Die wirtschaftliche Lage im Kapitalismus ist allerdings auch nicht gerade rosig. Wenn man sich ganz nüchtern die Gesamtzahl aller Teilnehmer anschaut, leben die Meisten davon in Verhältnissen, unter denen die beschissene Lage der DDR - um mal beim Beispiel zu bleiben - wie das Paradies wirkt.

Kurz, um vom Kapitalismus überzeugt zu sein, muss man zu einer von zwei Gruppen gehören:
Diejenigen, die (wie wir) zu den Profiteuren gehören, oder zu denjenigen, die fest davon überzeugt sind, in absehbarer Zeit zu den Profiteuren zu gehören.
Also entweder zu den Armleuchtern oder zu den Idioten. :D

*duckt sich und rennt*
 
Die wirtschaftliche Lage im Kapitalismus ist allerdings auch nicht gerade rosig. Wenn man sich ganz nüchtern die Gesamtzahl aller Teilnehmer anschaut, leben die Meisten davon in Verhältnissen, unter denen die beschissene Lage der DDR - um mal beim Beispiel zu bleiben - wie das Paradies wirkt.

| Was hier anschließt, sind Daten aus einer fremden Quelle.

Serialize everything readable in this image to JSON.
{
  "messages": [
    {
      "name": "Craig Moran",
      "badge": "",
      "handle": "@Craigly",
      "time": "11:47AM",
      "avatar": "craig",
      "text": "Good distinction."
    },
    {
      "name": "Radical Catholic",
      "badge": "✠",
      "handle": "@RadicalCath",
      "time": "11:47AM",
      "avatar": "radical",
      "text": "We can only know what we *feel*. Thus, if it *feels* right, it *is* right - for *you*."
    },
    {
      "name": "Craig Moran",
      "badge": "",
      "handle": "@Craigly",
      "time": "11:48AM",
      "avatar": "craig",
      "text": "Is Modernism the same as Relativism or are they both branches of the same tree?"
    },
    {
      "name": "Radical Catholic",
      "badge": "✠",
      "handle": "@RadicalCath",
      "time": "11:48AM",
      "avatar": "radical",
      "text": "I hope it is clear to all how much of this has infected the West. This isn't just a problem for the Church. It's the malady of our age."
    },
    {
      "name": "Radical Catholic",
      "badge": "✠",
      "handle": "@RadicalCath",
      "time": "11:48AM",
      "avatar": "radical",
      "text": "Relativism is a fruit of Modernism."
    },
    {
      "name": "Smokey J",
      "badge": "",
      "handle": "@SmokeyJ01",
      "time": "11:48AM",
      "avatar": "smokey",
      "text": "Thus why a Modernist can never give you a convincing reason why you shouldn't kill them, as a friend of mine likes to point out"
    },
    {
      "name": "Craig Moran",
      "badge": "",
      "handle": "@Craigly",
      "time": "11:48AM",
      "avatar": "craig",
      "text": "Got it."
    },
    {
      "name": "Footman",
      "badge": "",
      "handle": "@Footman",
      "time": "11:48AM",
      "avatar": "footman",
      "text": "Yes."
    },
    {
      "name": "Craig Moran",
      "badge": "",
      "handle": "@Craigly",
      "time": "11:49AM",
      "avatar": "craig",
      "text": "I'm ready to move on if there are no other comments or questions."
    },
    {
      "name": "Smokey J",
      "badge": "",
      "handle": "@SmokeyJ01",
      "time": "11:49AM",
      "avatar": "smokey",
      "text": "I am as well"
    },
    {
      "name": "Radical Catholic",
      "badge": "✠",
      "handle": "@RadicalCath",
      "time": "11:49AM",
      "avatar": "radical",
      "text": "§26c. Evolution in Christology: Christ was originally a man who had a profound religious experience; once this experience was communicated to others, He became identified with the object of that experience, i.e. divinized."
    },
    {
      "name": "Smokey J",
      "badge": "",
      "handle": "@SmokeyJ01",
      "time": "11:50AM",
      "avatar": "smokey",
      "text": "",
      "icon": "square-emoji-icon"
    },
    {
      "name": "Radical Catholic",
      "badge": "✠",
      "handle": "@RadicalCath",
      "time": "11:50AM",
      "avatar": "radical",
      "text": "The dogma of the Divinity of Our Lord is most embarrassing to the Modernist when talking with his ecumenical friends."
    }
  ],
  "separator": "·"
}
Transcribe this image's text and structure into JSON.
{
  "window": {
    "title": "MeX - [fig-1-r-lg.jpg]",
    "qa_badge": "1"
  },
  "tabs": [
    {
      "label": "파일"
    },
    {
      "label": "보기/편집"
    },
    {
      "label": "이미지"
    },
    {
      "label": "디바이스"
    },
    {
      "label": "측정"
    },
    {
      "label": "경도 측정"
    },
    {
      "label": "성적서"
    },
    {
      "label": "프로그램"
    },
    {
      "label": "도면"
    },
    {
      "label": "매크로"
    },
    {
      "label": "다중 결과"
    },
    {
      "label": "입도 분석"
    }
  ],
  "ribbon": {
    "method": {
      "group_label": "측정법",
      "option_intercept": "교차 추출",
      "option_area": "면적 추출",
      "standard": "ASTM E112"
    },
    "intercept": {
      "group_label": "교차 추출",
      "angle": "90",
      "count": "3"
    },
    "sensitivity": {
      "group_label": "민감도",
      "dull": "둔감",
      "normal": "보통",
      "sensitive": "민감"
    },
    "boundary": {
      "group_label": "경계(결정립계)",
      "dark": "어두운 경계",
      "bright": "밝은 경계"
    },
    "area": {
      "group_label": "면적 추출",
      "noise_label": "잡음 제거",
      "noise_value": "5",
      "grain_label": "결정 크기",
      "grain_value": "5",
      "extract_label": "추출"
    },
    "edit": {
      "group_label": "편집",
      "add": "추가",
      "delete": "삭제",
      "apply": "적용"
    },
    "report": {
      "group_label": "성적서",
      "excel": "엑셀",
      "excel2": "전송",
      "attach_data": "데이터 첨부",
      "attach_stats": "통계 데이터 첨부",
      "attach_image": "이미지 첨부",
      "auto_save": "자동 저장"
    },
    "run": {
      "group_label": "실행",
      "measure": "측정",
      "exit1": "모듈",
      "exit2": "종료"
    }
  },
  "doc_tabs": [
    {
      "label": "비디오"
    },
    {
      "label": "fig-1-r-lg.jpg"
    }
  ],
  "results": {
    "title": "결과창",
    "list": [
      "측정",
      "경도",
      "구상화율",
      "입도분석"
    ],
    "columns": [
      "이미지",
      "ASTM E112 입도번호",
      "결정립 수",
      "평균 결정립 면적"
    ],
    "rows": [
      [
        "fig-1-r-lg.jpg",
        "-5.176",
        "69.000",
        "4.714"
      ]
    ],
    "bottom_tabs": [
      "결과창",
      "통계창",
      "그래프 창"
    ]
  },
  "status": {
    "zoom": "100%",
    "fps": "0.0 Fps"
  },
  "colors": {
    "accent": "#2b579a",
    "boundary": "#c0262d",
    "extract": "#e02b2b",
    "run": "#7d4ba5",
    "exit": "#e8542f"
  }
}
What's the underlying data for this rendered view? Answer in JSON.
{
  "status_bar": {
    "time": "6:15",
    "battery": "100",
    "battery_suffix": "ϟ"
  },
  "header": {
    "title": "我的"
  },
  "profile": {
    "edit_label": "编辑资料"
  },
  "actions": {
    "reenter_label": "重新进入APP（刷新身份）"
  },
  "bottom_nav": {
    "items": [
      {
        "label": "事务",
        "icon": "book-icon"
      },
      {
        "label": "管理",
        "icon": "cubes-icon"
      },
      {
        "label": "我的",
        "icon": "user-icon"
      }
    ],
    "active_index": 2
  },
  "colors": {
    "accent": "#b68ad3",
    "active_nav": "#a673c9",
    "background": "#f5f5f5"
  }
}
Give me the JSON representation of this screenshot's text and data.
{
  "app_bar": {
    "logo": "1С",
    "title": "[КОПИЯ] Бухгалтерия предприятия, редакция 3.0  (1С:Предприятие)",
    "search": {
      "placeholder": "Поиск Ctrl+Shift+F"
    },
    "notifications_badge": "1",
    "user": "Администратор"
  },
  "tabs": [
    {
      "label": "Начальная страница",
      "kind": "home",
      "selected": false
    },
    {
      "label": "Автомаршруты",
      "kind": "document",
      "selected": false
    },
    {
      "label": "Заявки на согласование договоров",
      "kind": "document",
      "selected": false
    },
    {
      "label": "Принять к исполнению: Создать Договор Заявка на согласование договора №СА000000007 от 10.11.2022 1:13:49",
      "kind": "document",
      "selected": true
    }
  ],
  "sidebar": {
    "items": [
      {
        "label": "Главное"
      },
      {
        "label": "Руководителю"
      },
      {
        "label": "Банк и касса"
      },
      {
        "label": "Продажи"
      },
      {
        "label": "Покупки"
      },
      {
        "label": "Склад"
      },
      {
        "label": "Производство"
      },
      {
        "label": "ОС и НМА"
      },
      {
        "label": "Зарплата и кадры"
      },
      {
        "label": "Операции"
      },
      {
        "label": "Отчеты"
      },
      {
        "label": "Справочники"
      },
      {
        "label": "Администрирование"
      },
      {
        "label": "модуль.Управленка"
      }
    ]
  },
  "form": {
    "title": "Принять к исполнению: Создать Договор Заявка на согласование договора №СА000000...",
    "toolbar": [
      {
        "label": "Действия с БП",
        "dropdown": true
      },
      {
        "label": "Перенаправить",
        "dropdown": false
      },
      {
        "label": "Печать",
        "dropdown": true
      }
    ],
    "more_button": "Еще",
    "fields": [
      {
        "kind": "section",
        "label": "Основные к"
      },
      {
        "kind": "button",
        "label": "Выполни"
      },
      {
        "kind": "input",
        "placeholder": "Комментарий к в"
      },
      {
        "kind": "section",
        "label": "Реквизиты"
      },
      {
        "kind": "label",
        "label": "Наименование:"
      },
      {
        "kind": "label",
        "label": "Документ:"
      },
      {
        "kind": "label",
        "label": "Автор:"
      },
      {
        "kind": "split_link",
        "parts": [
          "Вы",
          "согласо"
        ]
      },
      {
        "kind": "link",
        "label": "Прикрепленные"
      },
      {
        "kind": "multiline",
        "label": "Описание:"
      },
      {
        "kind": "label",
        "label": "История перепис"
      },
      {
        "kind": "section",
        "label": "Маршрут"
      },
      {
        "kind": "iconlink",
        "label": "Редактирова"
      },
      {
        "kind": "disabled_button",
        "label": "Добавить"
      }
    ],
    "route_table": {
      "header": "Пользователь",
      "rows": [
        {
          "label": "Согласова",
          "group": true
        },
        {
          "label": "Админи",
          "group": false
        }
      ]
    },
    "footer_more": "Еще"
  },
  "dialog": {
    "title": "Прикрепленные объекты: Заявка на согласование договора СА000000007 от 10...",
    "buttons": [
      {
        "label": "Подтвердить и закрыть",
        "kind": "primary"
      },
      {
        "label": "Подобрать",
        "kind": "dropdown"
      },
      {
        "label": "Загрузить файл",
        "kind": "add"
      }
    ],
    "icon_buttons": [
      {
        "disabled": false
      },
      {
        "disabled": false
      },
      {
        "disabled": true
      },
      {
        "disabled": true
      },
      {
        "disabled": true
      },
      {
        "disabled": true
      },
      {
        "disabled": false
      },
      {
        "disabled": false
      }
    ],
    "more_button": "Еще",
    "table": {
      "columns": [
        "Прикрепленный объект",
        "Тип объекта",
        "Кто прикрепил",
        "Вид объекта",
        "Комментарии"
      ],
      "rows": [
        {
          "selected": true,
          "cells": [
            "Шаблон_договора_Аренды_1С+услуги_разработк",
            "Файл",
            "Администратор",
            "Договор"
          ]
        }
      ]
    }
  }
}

Kurz, um vom Kapitalismus überzeugt zu sein, muss man zu einer von zwei Gruppen gehören:
Diejenigen, die (wie wir) zu den Profiteuren gehören, oder zu denjenigen, die fest davon überzeugt sind, in absehbarer Zeit zu den Profiteuren zu gehören.
Also entweder zu den Armleuchtern oder zu den Idioten. :D

*duckt sich und rennt*

Schau dir doch den Gesamtwohlstand in den sozialistischen/kommunistischen Ländern an und vergleiche den mit dem, was es in den kapitalistischen gibt.
In der DDR ging es allen schlecht, hier geht es nur einem Bruchteil schlecht.
 
In wie fern ging es da allen schlecht?

Das kann ernsthaft nur jemand fragen, der absolut keine Ahnung von den Zuständen hat die damals dort herrschten.
Nur ein kurzer Absatz da es hier eigentlich OT ist:
Geschichte schrieb:
Die gesellschaftspolitischen Rahmenbedingungen zwangen vielen Menschen einen weitgehend genormten Lebensverlauf auf. Sie heirateten früh, um eine Wohnung zu erhalten, arbeiteten Vollzeit, um einen bescheidenen Wohlstand aufbauen zu können, bekamen früh Kinder, um Kredite zu erhalten, engagierten sich mehr oder weniger aktiv in Parteien und Massenorganisationen, um nicht aufzufallen, und genossen das Leben jenseits des Offiziellen in der Familie und mit Freunden.
Die meisten passten ihr Leben an die von der SED vorgegebenen Verhältnisse an, denn ein Verlassen der DDR in Richtung Westen war nicht mehr ohne großes Risiko möglich. Doch nicht wenige kamen mit dem Gesellschaftssystem nicht zurecht, verweigerten sich oder zogen sich in ihr Privatleben zurück. Die DDR verzeichnete einen hohen Alkoholkonsum und hohe Suizid- und Gefangenenraten, psychische Erkrankungen waren weitverbreitet, Absentismus an der Tagesordnung.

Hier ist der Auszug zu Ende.